Das Forschungsinstitut der Bundesagentur für Arbeit hat die CSU-Forderung nach der Kürzung der Sozialleistungen für Asylbewerber kritisiert. Wie der Chef-Migrationsforscher des Nürnberger Instituts für Arbeitsmarkt- und Berufsforschung (IAB), Herbert Brücker, der Rheinischen Post sagte, seien die geplanten Maßnahmen "integrationspolitisch falsch" und "verfassungsrechtlich fragwürdig".

"Durch eine Kürzung würde nur der Anreiz verstärkt, in die Schwarzarbeit zu gehen oder kriminell zu werden", sagte Brücker. Das kulturelle und soziale Existenzminimum werde in Deutschland für jeden Bürger staatlich garantiert unabhängig davon, ob jemand Migrationshintergrund habe oder nicht, sagte der IAB-Forscher.

Er widersprach der Auffassung der CSU, laut der die Höhe der Leistungen ein wichtiger Faktor für Flüchtlinge sei, nach Deutschland zu kommen. "Deutschland liegt bei den Sozialleistungen für Migranten im Mittelfeld der westlichen Industriestaaten", sagte Brücker. "Aus unseren Umfragen geht hervor, dass der Schutz der Menschenrechte, das Bildungssystem und die gute wirtschaftliche Lage für Migranten wichtigere Gründe sind."

Auch die Gewerkschaft der Polizei (GdP) kritisierte die Forderung der CSU. "Wer meint, ein Leben am Rande des Existenzminimums sei ein Anreiz für eine lebensgefährliche Flucht, nimmt die tatsächlichen Fluchtursachen nicht zur Kenntnis", teilte Jörg Radek, Vorsitzender der GdP in der Bundespolizei, mit. Schon frühere Strategien der Bundesregierung, Flüchtlinge durch Kürzungen finanzieller Leistungen abzuschrecken seien nicht aufgegangen.

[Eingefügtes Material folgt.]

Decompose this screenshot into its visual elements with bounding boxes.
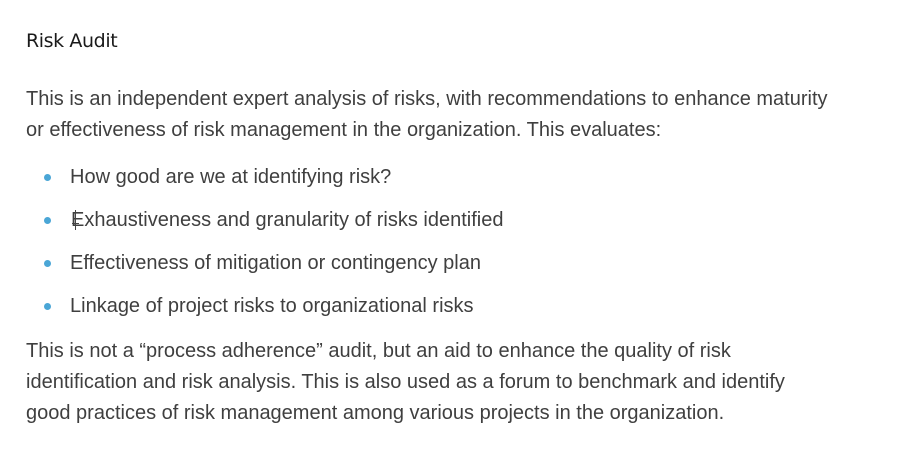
list-item-text: Exhaustiveness and granularity of risks … xyxy=(71,209,504,231)
outro-paragraph: This is not a “process adherence” audit,… xyxy=(26,340,785,424)
intro-paragraph: This is an independent expert analysis o… xyxy=(26,88,828,141)
list-item: Exhaustiveness and granularity of risks … xyxy=(44,205,503,248)
list-item-text: How good are we at identifying risk? xyxy=(70,166,392,188)
list-item-text: Linkage of project risks to organization… xyxy=(70,295,474,317)
bullet-icon xyxy=(44,217,51,224)
bullet-icon xyxy=(44,174,51,181)
section-heading: Risk Audit xyxy=(26,30,118,52)
text-cursor-icon xyxy=(71,210,80,230)
evaluation-list: How good are we at identifying risk? Exh… xyxy=(44,162,503,334)
bullet-icon xyxy=(44,303,51,310)
list-item-text: Effectiveness of mitigation or contingen… xyxy=(70,252,481,274)
list-item: How good are we at identifying risk? xyxy=(44,162,503,205)
list-item: Effectiveness of mitigation or contingen… xyxy=(44,248,503,291)
list-item: Linkage of project risks to organization… xyxy=(44,291,503,334)
bullet-icon xyxy=(44,260,51,267)
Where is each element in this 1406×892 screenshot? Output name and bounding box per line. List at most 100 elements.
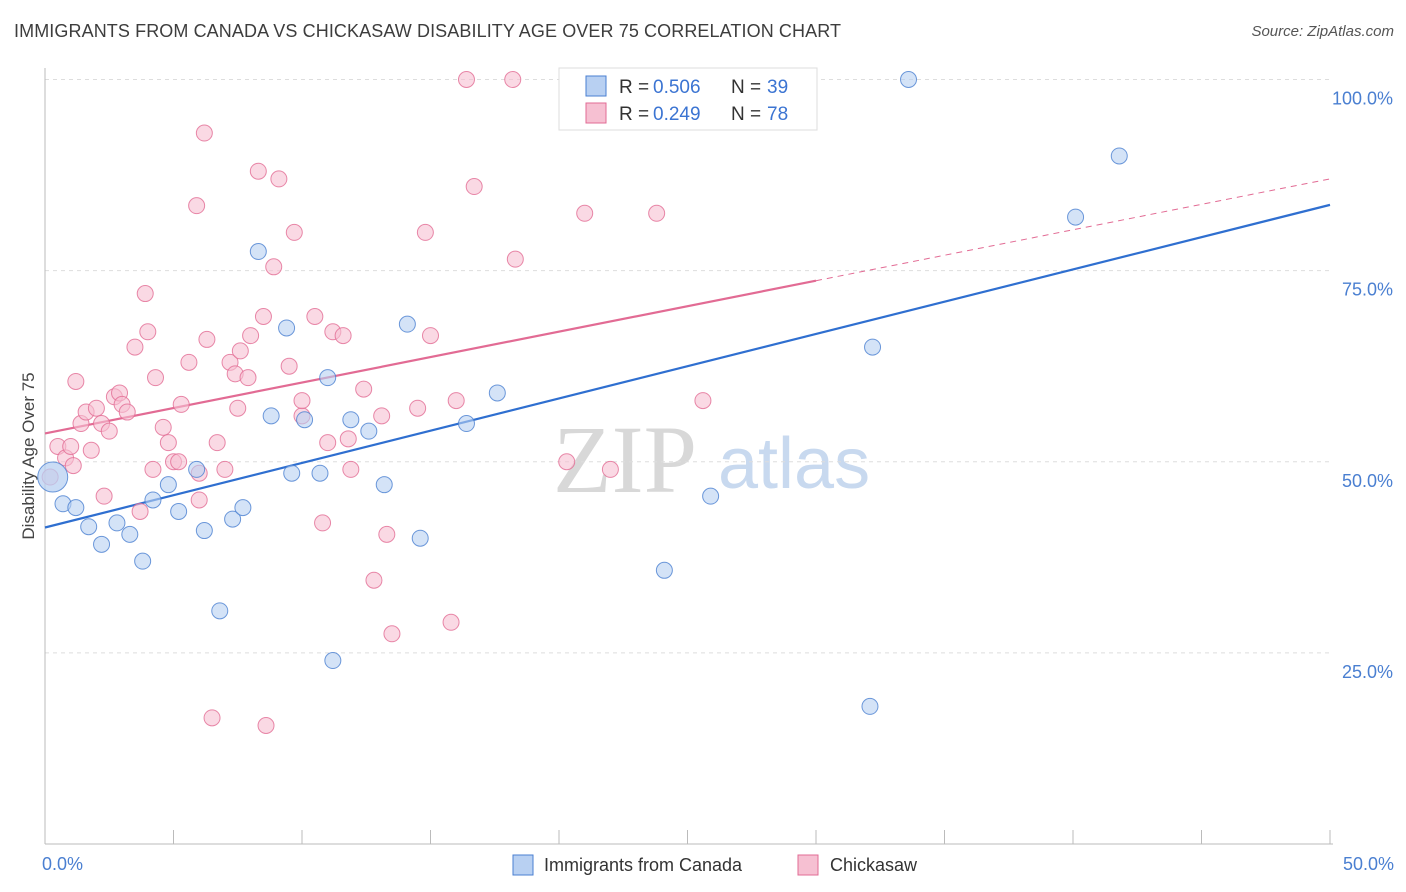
chickasaw-point-77 <box>190 491 208 509</box>
x-tick-label-min: 0.0% <box>42 854 83 874</box>
chickasaw-point-66 <box>457 71 475 88</box>
canada-point-20 <box>296 411 314 429</box>
chickasaw-point-19 <box>136 285 154 303</box>
chickasaw-point-51 <box>314 514 332 532</box>
bottom-legend-label-canada: Immigrants from Canada <box>544 855 743 875</box>
chickasaw-point-44 <box>257 717 275 735</box>
chart-title: IMMIGRANTS FROM CANADA VS CHICKASAW DISA… <box>14 21 842 41</box>
trend-lines <box>44 178 1331 529</box>
chickasaw-point-12 <box>100 422 118 440</box>
canada-point-30 <box>488 384 506 402</box>
chickasaw-point-63 <box>422 327 439 345</box>
legend-r-label-pink: R = <box>619 104 649 125</box>
bottom-legend: Immigrants from Canada Chickasaw <box>512 854 918 876</box>
chickasaw-point-59 <box>373 407 391 425</box>
chickasaw-point-40 <box>239 369 257 387</box>
legend-r-label-blue: R = <box>619 77 649 98</box>
bottom-legend-label-chickasaw: Chickasaw <box>830 855 918 875</box>
chickasaw-point-18 <box>131 502 149 520</box>
chickasaw-point-3 <box>62 437 80 455</box>
chickasaw-point-5 <box>67 372 85 390</box>
x-ticks <box>44 830 1331 844</box>
legend-r-value-pink: 0.249 <box>653 104 701 125</box>
axes <box>44 68 1333 845</box>
y-tick-label-100: 100.0% <box>1332 89 1393 109</box>
chickasaw-point-23 <box>154 418 172 436</box>
trend-line-1 <box>44 279 817 435</box>
canada-point-0 <box>37 461 69 493</box>
watermark-atlas: atlas <box>718 424 870 504</box>
chickasaw-point-75 <box>416 223 434 241</box>
legend-n-value-blue: 39 <box>767 77 788 98</box>
chickasaw-point-55 <box>339 430 357 448</box>
canada-points <box>37 71 1128 715</box>
chickasaw-point-54 <box>334 327 352 345</box>
chickasaw-point-9 <box>87 399 105 417</box>
y-tick-labels: 25.0% 50.0% 75.0% 100.0% <box>1332 89 1393 682</box>
canada-point-23 <box>324 652 342 670</box>
chickasaw-point-24 <box>159 434 177 452</box>
legend-r-value-blue: 0.506 <box>653 77 701 98</box>
chickasaw-point-50 <box>306 307 324 325</box>
canada-point-19 <box>283 464 301 482</box>
canada-point-34 <box>864 338 882 356</box>
legend-swatch-pink <box>585 102 607 124</box>
legend-swatch-blue <box>585 75 607 97</box>
chickasaw-point-38 <box>229 399 247 417</box>
legend-n-value-pink: 78 <box>767 104 788 125</box>
canada-point-11 <box>188 460 206 478</box>
canada-point-15 <box>234 499 252 517</box>
canada-point-35 <box>861 697 879 715</box>
chickasaw-point-28 <box>180 353 198 371</box>
bottom-legend-swatch-chickasaw <box>797 854 819 876</box>
chickasaw-point-74 <box>694 392 712 410</box>
chickasaw-point-46 <box>270 170 288 188</box>
chickasaw-point-65 <box>447 392 465 410</box>
canada-point-26 <box>375 476 393 494</box>
canada-point-36 <box>900 71 918 88</box>
canada-point-7 <box>134 552 152 570</box>
trend-line-0 <box>44 203 1331 529</box>
canada-point-22 <box>319 369 337 387</box>
y-tick-label-75: 75.0% <box>1342 280 1393 300</box>
y-tick-label-50: 50.0% <box>1342 471 1393 491</box>
chickasaw-point-41 <box>242 327 260 345</box>
chickasaw-point-52 <box>319 434 337 452</box>
chickasaw-point-69 <box>506 250 524 268</box>
chickasaw-point-71 <box>576 204 594 222</box>
source-label: Source: ZipAtlas.com <box>1251 23 1394 40</box>
chickasaw-point-21 <box>144 460 162 478</box>
canada-point-24 <box>342 411 360 429</box>
chickasaw-point-64 <box>442 613 460 631</box>
chickasaw-point-11 <box>95 487 113 505</box>
chickasaw-point-20 <box>139 323 157 341</box>
chickasaw-point-62 <box>409 399 427 417</box>
canada-point-16 <box>249 243 267 261</box>
canada-point-9 <box>159 476 177 494</box>
canada-point-12 <box>195 522 213 540</box>
canada-point-33 <box>702 487 720 505</box>
canada-point-2 <box>67 499 85 517</box>
chickasaw-point-32 <box>198 330 216 348</box>
canada-point-17 <box>262 407 280 425</box>
chickasaw-point-26 <box>170 453 188 471</box>
canada-point-25 <box>360 422 378 440</box>
chickasaw-point-8 <box>82 441 100 459</box>
chickasaw-point-4 <box>64 457 82 475</box>
canada-point-4 <box>93 535 111 553</box>
canada-point-21 <box>311 464 329 482</box>
chickasaw-point-17 <box>126 338 144 356</box>
canada-point-28 <box>411 529 429 547</box>
canada-point-32 <box>655 561 673 579</box>
trend-line-dashed-1 <box>815 178 1331 282</box>
chickasaw-point-39 <box>231 342 249 360</box>
legend: R = 0.506 N = 39 R = 0.249 N = 78 <box>558 67 818 131</box>
chickasaw-point-67 <box>465 178 483 196</box>
chickasaw-point-45 <box>265 258 283 276</box>
chickasaw-point-58 <box>365 571 383 589</box>
chickasaw-point-42 <box>249 162 267 180</box>
watermark-zip: ZIP <box>553 406 697 513</box>
canada-point-13 <box>211 602 229 620</box>
chickasaw-point-16 <box>118 403 136 421</box>
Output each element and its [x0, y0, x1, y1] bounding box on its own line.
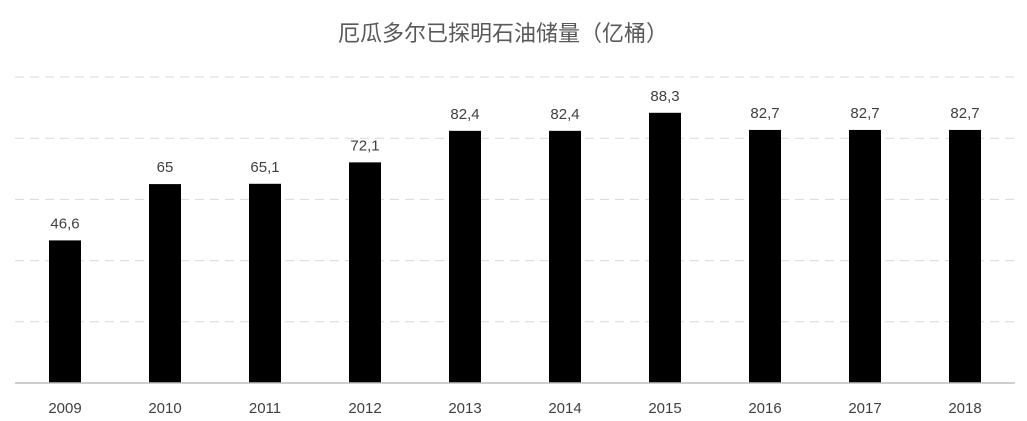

"Es ist für unser aller Zusammenleben und die Sicherheit in unserem Land deutlich besser, gegenüber hunderttausenden Menschen keine Politik der jahrelangen gesellschaftlichen Ausgrenzung zu verfolgen. Unser Land braucht deutlich schnellere und bessere Integration, nicht längere Ausgrenzung", sagte Radek.

Flüchtlinge - CSU will Sozialleistungen für Asylbewerber kürzen Deutschland zahle mit die höchsten Sozialleistungen in ganz Europa und setze damit falsche Anreize, sagte der CSU-Landesgruppenchef Alexander Dobrindt. © Foto: Reuters TV

Die CSU-Bundestagsabgeordneten wollen auf ihrer am Donnerstag beginnenden Klausur im Kloster Seeon die Forderung beschließen, Asylbewerbern länger als bisher zunächst nur einen Grundbedarf zu sichern, bevor sie dann Leistungen auf dem höheren Sozialhilfeniveau erhalten, und zwar 36 statt wie bisher 15 Monate. Zudem will man für abgelehnte Asylbewerber "die Leistungen weitergehend einschränken beziehungsweise auf Sachleistungen umstellen", zitiert der Münchener Merkur aus dem Papier.